Offline audit-bundle verification

Verify a tamper-evident audit bundle (from GET /sessions/:id/audit-bundle, GET /workflows/:traceId/audit-bundle, or aep audit export) entirely offline — no server, no database — with just the bundle JSON and the audit signing secret:

import json
from aep import verify_audit_bundle

with open("bundle.json", encoding="utf-8") as fh:
    bundle = json.load(fh)

result = verify_audit_bundle(bundle, secret="my-audit-signing-secret")
# {"valid": True, "content_digest_match": True, "manifest_signature_valid": True,
#  "errors": [], "per_event": [...]}

if not result["valid"]:
    raise SystemExit(f"bundle failed verification: {result['errors']}")

It recomputes the content digest over the bundle's events and the HMAC signature over its manifest — both byte-identical to the server (and the Go/Node SDKs; locked by a shared known-answer fixture). Any post-hoc change — a mutated payload field, reordered/added/dropped events, an edited manifest, or the wrong secret — makes valid false. (Building/signing bundles stays server-side, where the signing secret lives.)


Validation

from aep import create_event, validate_event

event = create_event(...)
result = validate_event(event)
# {"valid": True, "errors": []}

# Errors include warnings prefixed with [warn] which don't affect validity

Exceptions

Exception When raised
AEPValidationError HTTP 400 — schema validation failed; has .errors: list[str]
AEPAuthError HTTP 401/403 — bad API key or insufficient scope
AEPRateLimitError HTTP 429 — rate limit hit; has .retry_after: int
AEPNotFoundError HTTP 404 — session or workflow not found
AEPServerError HTTP 5xx — server-side error; has .status_code: int
AEPConnectionError Network error reaching the server

Demo

A complete multi-agent research demo is in demos/subagent_research.py. It mirrors the JS demo and exercises the session tree and workflow APIs.

# Start the server first
npm run ingest   # from repo root

# Run the demo
cd sdks/python
python demos/subagent_research.py

Tests

cd sdks/python
pip install -e ".[dev]"

# Unit tests (no server needed)
pytest tests/unit/

# Integration tests (requires running server)
AEP_INGEST_URL=http://localhost:8787 pytest tests/integration/

Publishing / Releases

The SDK is published to PyPI as agent-event-protocol (import name stays aep) by the Release Python SDK workflow, which is triggered only by pushing a python-sdk-v* tag — never on a branch push or PR. Publishing uses PyPI Trusted Publishing (OIDC), so there is no API token to store or leak.
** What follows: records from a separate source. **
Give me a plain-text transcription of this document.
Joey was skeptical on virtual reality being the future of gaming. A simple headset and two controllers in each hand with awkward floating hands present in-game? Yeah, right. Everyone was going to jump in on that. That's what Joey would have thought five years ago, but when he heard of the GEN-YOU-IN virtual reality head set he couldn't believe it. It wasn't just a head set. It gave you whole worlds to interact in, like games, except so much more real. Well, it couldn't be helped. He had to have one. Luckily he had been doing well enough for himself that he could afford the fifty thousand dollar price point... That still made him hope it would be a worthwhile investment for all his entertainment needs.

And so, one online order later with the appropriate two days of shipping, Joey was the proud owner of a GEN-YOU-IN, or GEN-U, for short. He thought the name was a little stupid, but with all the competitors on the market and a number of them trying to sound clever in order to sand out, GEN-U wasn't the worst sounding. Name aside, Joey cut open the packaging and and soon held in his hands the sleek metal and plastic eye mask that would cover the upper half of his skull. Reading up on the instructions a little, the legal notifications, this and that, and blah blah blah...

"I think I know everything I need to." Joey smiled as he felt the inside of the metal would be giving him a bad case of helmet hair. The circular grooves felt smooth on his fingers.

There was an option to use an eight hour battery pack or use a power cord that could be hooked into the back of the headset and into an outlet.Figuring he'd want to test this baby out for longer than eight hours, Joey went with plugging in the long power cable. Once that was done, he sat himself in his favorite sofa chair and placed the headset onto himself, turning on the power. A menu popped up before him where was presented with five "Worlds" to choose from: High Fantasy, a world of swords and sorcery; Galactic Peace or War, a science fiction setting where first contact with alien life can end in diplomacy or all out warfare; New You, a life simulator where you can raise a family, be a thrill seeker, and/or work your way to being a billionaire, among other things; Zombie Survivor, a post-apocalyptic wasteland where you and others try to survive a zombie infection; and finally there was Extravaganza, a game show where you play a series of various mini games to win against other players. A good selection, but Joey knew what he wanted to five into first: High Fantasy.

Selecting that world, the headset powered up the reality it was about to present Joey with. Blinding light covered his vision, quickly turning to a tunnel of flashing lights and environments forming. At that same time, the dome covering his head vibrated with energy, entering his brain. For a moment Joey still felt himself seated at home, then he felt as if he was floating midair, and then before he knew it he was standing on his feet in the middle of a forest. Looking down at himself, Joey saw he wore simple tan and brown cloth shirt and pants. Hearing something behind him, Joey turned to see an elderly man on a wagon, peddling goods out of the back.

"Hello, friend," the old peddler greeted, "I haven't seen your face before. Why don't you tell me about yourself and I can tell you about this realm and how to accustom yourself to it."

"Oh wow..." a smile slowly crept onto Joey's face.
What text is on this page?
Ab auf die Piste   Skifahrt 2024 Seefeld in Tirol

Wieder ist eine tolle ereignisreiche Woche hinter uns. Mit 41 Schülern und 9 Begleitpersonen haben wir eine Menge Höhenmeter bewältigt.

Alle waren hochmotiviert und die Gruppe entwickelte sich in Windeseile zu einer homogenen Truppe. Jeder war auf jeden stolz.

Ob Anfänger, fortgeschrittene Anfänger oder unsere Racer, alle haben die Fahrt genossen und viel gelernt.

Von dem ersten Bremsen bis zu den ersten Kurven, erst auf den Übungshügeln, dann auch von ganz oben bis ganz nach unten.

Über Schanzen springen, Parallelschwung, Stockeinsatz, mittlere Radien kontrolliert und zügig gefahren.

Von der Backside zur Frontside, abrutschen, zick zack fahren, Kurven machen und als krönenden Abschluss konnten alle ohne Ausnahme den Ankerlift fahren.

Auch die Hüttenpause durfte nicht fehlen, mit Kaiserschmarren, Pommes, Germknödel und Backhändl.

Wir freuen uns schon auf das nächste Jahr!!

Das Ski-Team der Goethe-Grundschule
Like tags in general, python-sdk-v* tags are not branch-protected, so the release is gated twice and independently:

  1. verify — fails fast unless the tagged commit is an ancestor of origin/main (i.e. it landed via the PR-protected merge path), then builds the sdist + wheel and runs pytest. The approver sees a green pre-flight.
  2. publish — runs in the pypi-publish GitHub Environment, which has required reviewers. The upload to PyPI only happens after a human approves the deployment, and it ships the exact artifacts verify built and tested.

Maintainer setup (one-time)

Before the first release, configure the publisher side (cannot be done from code):

  • PyPI Trusted Publisher — on PyPI, add a GitHub Actions trusted publisher (use the pending publisher flow for the first-ever release, since the project doesn't exist on PyPI yet) with exactly:
    • Project name: agent-event-protocol
    • Owner: surpradhan · Repository: agent-event-protocol
    • Workflow: release-python-sdk.yml · Environment: pypi-publish
  • GitHub Environment — create an Environment named pypi-publish under Settings → Environments and add the release owners as Required reviewers. No secrets are stored (OIDC replaces the API token).

Cutting a release

# 1. Bump sdks/python/pyproject.toml `version` AND aep/__init__.py `__version__`
#    (keep them in sync) on a PR; squash-merge to main.
# 2. From main, tag the release commit and push the tag:
git tag python-sdk-v0.4.1
git push origin python-sdk-v0.4.1
# 3. Approve the `pypi-publish` deployment in the Actions UI once `verify` is green.